Serum iron and TIBC: Decreased.
Serum alkaline phosphatase: Elevation may indicate either liver or bone involvement.
Serum LDH: Elevated.
Serum copper: Elevation may be seen in exacerbations.
Serum calcium: May be elevated when bone is involved.
Serum uric acid: Elevation related to increased destruction of nucleoproteins and liver and kidney involvement.
BUN: May be elevated when kidney involvement is present.
Serum creatinine, bilirubin, antistreptolysin (ASL); creatinine clearance: May be done to detect organ involvement.
Gamma globulin: Hypergammaglobulinemia is common; may occur in advanced disease.
Chest x-ray: May reveal mediastinal or hilar adenopathy, nodular infiltrates, or pleural effusions.
X-rays of thoracic, lumbar vertebrae, proximal extremities, pelvis, or areas of bone tenderness: Determine areas of involvement and assist in staging.
IVP: May be done to detect renal involvement or ureteral deviation by involved nodes.
Whole lung tomography or chest computed tomography (CT) scan: Done if hilar adenopathy is present to reveal possible involvement of mediastinal lymph nodes.
Abdominal and pelvic CT scan: May be done to rule out diseased nodes in the abdomen and pelvis and associated organs.
Abdominal ultrasound: Evaluates extent of involvement of retroperitoneal lymph nodes.
Bone scans: Done to detect bone involvement.
Gallium scan: Proven useful for detecting recurrent nodal disease, especially above the diaphragm.
Lymphangiogram: Historically a very important diagnostic tool. Seldom done today because of newer technologies.
Bone marrow biopsy: Determines bone marrow involvement, which is seen in advanced stages.
Lymph node biopsy: Establishes the diagnosis of Hodgkin’s disease based on the presence of the Reed-Sternberg cell.
Mediastinoscopy: May be performed to establish diagnosis (presence of lymphoma in mediastinal lymph nodes).
Staging laparoscopy or laparotomy: May be done to obtain specimens of retroperitoneal nodes, of both lobes of the liver, and/or to remove the spleen. (Splenectomy is controversial because it may increase the risk of infection and is currently not usually done unless patient has clinical manifestations of stage IV disease.)

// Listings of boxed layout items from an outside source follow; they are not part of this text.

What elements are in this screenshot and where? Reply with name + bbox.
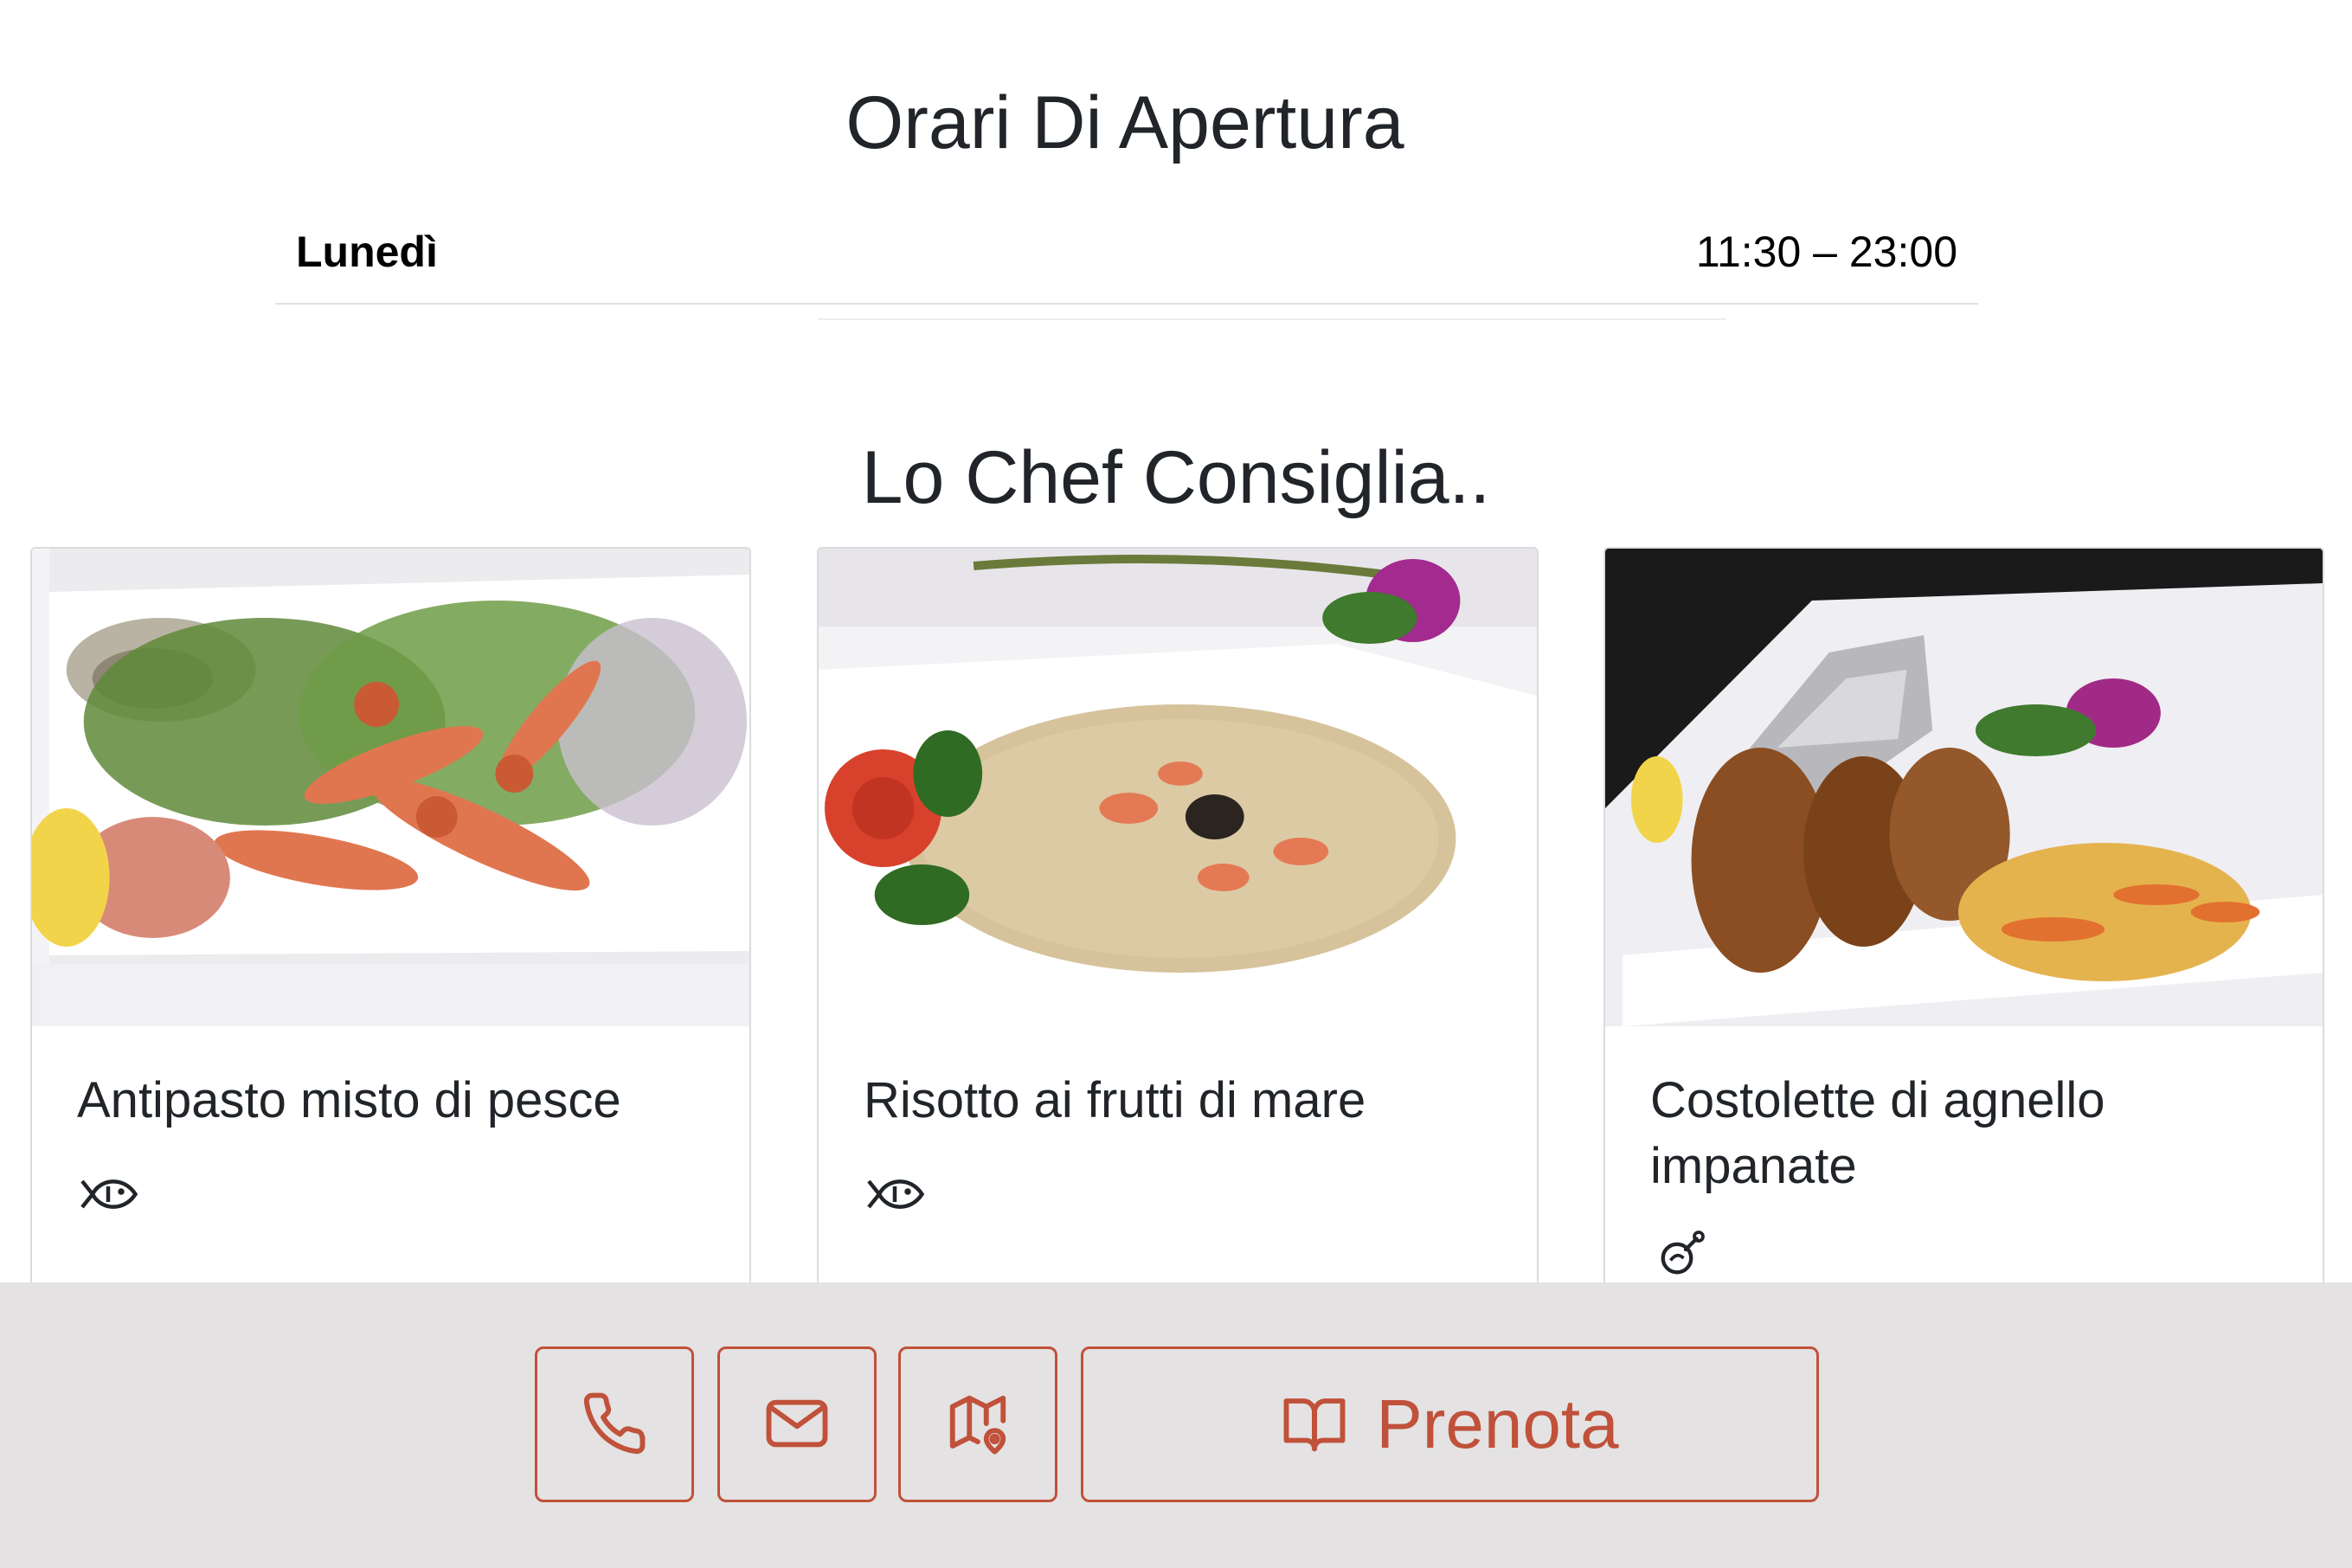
phone-icon <box>581 1390 648 1460</box>
book-open-icon <box>1281 1390 1348 1460</box>
dish-image-antipasto <box>32 549 749 1026</box>
meat-drumstick-icon <box>1650 1228 1713 1280</box>
map-button[interactable] <box>898 1346 1057 1502</box>
dish-title: Costolette di agnello impanate <box>1650 1072 2105 1194</box>
call-button[interactable] <box>535 1346 694 1502</box>
opening-hours-row: Lunedì 11:30 – 23:00 <box>275 216 1978 305</box>
dish-title: Risotto ai frutti di mare <box>864 1072 1366 1128</box>
map-pin-icon <box>944 1390 1012 1460</box>
dish-card[interactable]: Risotto ai frutti di mare <box>817 547 1539 1326</box>
chef-recommends-title: Lo Chef Consiglia.. <box>861 436 1491 519</box>
dish-title: Antipasto misto di pesce <box>77 1072 621 1128</box>
mail-icon <box>763 1390 831 1460</box>
time-range: 11:30 – 23:00 <box>1695 228 1957 276</box>
action-bar: Prenota <box>0 1282 2352 1568</box>
day-label: Lunedì <box>296 228 438 276</box>
opening-hours-title: Orari Di Apertura <box>845 81 1404 164</box>
book-button-label: Prenota <box>1376 1385 1619 1462</box>
dish-image-costolette <box>1605 549 2323 1026</box>
dish-card[interactable]: Costolette di agnello impanate <box>1603 547 2324 1326</box>
fish-icon <box>77 1168 139 1220</box>
email-button[interactable] <box>717 1346 877 1502</box>
dish-image-risotto <box>819 549 1537 1026</box>
dish-card[interactable]: Antipasto misto di pesce <box>30 547 751 1326</box>
section-divider <box>818 318 1726 320</box>
fish-icon <box>864 1168 926 1220</box>
book-button[interactable]: Prenota <box>1081 1346 1819 1502</box>
page: Orari Di Apertura Lunedì 11:30 – 23:00 L… <box>0 0 2352 1568</box>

1. Provide physical and psychological support during extensive diagnostic testing and treatment regimen.
2. Prevent complications.
3. Alleviate pain.
4. Provide information about disease process/prognosis and treatment needs.


1. Complications prevented/minimized.
2. Dealing with individual situation realistically.
3. Pain relieved/controlled.
4. Disease process/prognosis, possible complications, and therapeutic regimen understood.
5. Plan in place to meet needs after discharge.

Refer to CPs: Cancer, Leukemias, for general nursing diagnoses and interventions to accomplish corresponding nursing priorities/discharge goals.